Jesus also stated in this parable:
“Watch therefore, for ye know neither the day nor the hour wherein the Son of man cometh.”
Being aware in the present moment is to do exactly what Jesus commands: watch!
The real beauty of in the proper interpretation of the scripture
The real beauty in understanding this parable is how applicable it is in daily life. Let me illustrate with a personal example:
I am an elementary school teacher. I teach in an economically disadvantaged area. Many of the students at my school are on free or reduced lunch. Many of their parents work two jobs and aren’t there when their children get home. Some of these kids are raising themselves. Many of the parents are too young and irresponsible to know how to properly love and nurture these children anyway.

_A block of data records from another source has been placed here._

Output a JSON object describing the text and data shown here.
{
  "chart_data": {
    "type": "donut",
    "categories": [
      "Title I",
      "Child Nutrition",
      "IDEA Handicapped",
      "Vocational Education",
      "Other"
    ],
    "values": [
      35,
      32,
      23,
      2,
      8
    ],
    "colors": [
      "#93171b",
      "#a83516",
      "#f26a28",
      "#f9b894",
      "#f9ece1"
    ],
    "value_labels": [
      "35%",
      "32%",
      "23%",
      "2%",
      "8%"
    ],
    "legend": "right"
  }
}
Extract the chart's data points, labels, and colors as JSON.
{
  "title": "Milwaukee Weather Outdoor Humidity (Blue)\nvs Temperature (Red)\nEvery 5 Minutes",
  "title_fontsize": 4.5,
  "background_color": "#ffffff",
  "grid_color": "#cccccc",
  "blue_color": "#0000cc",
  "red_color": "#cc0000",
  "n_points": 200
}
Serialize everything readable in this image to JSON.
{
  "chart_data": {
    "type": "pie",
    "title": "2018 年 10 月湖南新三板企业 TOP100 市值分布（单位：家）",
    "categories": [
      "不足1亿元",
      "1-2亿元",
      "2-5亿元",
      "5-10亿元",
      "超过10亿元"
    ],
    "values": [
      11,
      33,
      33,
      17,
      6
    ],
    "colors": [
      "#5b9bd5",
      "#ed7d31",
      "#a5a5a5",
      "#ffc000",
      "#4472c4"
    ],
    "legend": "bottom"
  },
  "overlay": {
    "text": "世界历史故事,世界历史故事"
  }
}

Suffice to say, some, if not most, of these children don’t have any appreciation for education. Even more importantly, neither do the parents. Instead of supporting their child’s teacher, they unconsciously work against them. In many areas of the country, teaching has gone from highly rewarding job to a highly stressful one.
The students no longer choose to behave in a way that is conducive for their learning. In order for a teacher to be successful, we have to constantly adapt and implement new strategies to keep the classroom a positive learning environment. A good teacher can manage this type of classroom, but it takes a lot of energy and creativity. We fulfill the role of parents, counselors, nurses, psychologists, mental health providers, social workers, entertainers, disciplinarians, and teachers all at once.
Recent budget cuts also eliminated substitute teachers, so we have to combine classes when teachers are out. Often, I do not get my planning time or lunch break because the teachers aren’t there to take my class. This uproots children from the daily routine and causes them to get off task.
I am not stating all this to complain. I want to make a point. If I could not stay conscious of the present moment in this highly stressful environment, I would have quit a long time ago. But this job has presented a huge opportunity for conscious growth, and I am grateful for this opportunity.
When I keep my attention on the present moment, there is no time for stress or worry. I am more alert to deal with potential problems as they arise. Engaging in this present awareness doesn’t concern itself with past or future either—only what is NOW. This is rest for the body, mind, and soul, even in the midst of work. It is the truly the Kingdom of heaven, and it is one the secrets to life.
I may choose to move on and do something else besides teach elementary school. Eventually, I think it would be nice to get more involved with spirituality. But I’ll know when the time is right. For now, I am still learning valuable lessons through teaching. It’s a win-win situation. I learn just as much as the kids do!